Akar dari kerusakan hidup manusia adalah dosa (Rm 3:23). Ini mengakibatkan beberapa hal mewarnai temperamen atau watak seseorang yang pada gilirannya mewarnai perasaannya. Pertama, faktor keturunan. Anak-anak merekam karakter orang tuanya, sehingga perasaannya dipengaruhi oleh karakter itu. Kedua, lingkungan. Pendidikan, keluarga, pergaulan dan sebagainya mempengaruhi warna perasaan seseorang. Ketiga, pengalaman masa lalu. Pengalaman yang menyenangkan maupun yang traumatis turut membentuk kepribadian seseorang.
Karena temperamennya yang mempengaruhi perasaan seseorang jika diperhadapkan dengan suatu situasi, ada orang yang gampang tersinggung, gila hormat, selalu minder, merasa tertolak, gampang marah dan lain sebagainya. Ini merupakan perasaan yang sakit dan tak jarang melukai perasaan orang di sekitarnya, bahkan menimbulkan bencana.

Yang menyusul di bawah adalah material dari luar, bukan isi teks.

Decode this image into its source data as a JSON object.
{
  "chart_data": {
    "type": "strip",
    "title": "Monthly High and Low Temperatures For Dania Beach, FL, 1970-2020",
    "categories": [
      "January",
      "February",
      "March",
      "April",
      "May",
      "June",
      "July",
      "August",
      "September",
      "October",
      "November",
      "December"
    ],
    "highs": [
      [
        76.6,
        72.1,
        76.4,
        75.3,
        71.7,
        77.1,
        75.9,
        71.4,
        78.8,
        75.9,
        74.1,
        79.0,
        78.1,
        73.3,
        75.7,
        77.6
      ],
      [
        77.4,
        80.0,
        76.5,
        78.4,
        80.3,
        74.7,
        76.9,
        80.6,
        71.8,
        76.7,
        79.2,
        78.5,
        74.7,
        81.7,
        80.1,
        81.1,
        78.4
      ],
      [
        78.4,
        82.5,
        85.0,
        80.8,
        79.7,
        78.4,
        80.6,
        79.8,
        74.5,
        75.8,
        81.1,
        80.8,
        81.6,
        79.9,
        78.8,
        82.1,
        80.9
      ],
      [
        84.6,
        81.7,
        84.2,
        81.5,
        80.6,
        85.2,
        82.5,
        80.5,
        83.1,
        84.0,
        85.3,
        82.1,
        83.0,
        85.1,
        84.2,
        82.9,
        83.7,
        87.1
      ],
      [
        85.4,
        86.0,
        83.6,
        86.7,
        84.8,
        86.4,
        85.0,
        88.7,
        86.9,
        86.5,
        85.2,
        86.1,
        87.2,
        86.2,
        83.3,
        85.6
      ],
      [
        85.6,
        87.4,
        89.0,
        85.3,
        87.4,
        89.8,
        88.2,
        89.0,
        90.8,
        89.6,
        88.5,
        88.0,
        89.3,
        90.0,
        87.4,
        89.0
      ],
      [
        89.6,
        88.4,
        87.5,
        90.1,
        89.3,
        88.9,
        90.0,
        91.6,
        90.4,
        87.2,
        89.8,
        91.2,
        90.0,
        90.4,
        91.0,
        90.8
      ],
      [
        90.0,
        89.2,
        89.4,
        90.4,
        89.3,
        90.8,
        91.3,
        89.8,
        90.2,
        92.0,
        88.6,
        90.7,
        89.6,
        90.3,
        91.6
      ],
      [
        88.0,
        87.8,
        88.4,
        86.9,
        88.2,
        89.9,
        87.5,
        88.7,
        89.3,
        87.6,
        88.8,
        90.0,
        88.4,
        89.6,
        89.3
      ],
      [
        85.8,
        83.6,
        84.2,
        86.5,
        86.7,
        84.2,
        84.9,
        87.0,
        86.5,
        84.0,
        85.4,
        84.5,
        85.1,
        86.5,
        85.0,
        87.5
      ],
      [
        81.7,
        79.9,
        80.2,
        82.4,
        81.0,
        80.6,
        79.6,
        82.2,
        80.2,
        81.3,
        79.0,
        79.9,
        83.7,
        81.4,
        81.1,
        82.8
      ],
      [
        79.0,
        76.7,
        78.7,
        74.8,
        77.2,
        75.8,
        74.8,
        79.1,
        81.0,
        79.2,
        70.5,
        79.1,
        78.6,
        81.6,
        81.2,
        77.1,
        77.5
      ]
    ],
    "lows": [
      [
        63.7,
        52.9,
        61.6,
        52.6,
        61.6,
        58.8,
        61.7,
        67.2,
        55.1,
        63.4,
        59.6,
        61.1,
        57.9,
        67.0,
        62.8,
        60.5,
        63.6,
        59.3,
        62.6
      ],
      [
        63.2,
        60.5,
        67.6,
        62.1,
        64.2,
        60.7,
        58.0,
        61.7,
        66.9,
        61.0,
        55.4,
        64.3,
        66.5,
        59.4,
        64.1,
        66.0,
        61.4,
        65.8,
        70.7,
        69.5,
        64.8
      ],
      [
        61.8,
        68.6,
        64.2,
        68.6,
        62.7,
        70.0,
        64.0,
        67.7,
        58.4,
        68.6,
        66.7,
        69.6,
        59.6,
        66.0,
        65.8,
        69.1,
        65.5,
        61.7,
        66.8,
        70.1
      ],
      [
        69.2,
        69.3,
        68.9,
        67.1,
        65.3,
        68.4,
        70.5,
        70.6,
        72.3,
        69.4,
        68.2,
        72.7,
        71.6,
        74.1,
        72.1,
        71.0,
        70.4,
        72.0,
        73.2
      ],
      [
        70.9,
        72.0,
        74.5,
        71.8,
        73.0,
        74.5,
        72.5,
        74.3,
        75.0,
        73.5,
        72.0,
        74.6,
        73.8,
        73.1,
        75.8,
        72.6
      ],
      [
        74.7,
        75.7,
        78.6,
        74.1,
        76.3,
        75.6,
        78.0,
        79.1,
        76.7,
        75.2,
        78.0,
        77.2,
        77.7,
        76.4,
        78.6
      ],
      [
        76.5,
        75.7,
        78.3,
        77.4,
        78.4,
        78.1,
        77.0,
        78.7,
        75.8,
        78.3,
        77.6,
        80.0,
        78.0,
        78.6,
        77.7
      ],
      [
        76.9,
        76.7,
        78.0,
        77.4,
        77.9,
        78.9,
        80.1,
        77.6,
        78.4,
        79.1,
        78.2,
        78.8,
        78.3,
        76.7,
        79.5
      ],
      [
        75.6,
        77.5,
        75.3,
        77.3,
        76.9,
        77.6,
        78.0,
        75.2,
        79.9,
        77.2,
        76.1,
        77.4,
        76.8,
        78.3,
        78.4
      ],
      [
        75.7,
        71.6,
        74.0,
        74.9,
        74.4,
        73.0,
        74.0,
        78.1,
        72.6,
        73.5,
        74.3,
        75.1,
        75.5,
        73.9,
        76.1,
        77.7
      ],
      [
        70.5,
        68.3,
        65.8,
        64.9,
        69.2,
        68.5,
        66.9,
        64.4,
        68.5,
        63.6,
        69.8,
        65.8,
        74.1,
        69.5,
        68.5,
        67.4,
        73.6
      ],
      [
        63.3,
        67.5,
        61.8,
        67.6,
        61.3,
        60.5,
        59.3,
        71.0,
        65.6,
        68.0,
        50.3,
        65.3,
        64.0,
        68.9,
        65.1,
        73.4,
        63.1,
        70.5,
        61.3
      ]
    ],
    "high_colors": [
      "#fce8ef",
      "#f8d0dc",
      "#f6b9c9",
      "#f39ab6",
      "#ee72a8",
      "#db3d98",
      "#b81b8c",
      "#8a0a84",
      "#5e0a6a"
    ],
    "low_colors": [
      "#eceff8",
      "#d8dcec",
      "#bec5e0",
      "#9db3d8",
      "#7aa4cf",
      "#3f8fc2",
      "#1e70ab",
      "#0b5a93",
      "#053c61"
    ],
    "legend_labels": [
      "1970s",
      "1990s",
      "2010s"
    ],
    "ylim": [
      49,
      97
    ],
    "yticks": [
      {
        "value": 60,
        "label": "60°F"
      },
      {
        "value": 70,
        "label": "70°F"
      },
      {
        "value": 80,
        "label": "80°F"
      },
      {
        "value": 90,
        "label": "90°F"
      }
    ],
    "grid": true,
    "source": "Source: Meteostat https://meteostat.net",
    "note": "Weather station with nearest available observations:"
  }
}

Kita harus sadar bahwa tatkala kita bertobat, maka Tuhan Yesus telah menebus seantero diri kita, termasuk perasaan kita yang ada dalam jiwa kita. Artinya kita bukan lagi milik kita sendiri (1Kor 6:19-20), sehingga tidak ada alasan lagi bagi kita untuk memanjakan perasaan kita. Tidak bisa lagi kita mengatakan, “Memang saya dari dulu orangnya begini”, sebab kita tidak memiliki diri kita lagi.
Memanjakan perasaan kita berarti mengorbankan kepentingan yang lebih besar, yaitu kepentingan Tuhan sendiri. Dalam hal ini kita harus mengerti bahwa manusia lama kita telah turut disalibkan dengan Kristus, sehingga kita tidak boleh lagi menghambakan diri pada dosa. Yang disalibkan bukan hanya pikiran dan keinginan kita, melainkan juga perasaan kita.
Dengan mengakui bahwa kita telah mati bagi dosa dan dibangkitkan dalam hidup yang baru, maka perasaan-perasaan negatif kita juga telah mati. Memanjakan perasaan-perasaan itu berarti melestarikan kepuasan diri kita, padahal semestinya tidak ada lagi kepuasan diri yang kita sisakan, sebab apabila Yesus Kristus menjadi Tuhan kita, berarti Ia juga Majikan atau Penguasa atas perasaan kita. Demi kepentingan-Nya, kita harus rela berbuat apa saja.
Berapakah harga perasaan kita sebenarnya? Seharga salib Tuhan Yesus, karena kita telah disalibkan bersama dengan-Nya. Dengan menyadari hal ini, maka kita tidak akan memanjakan perasaan kita yang berakibat gagal menjadi berkat bagi orang lain; sebaliknya kita akan terus-menerus belajar dan berusaha mengenakan pikiran dan perasaan Kristus (Flp 2:5).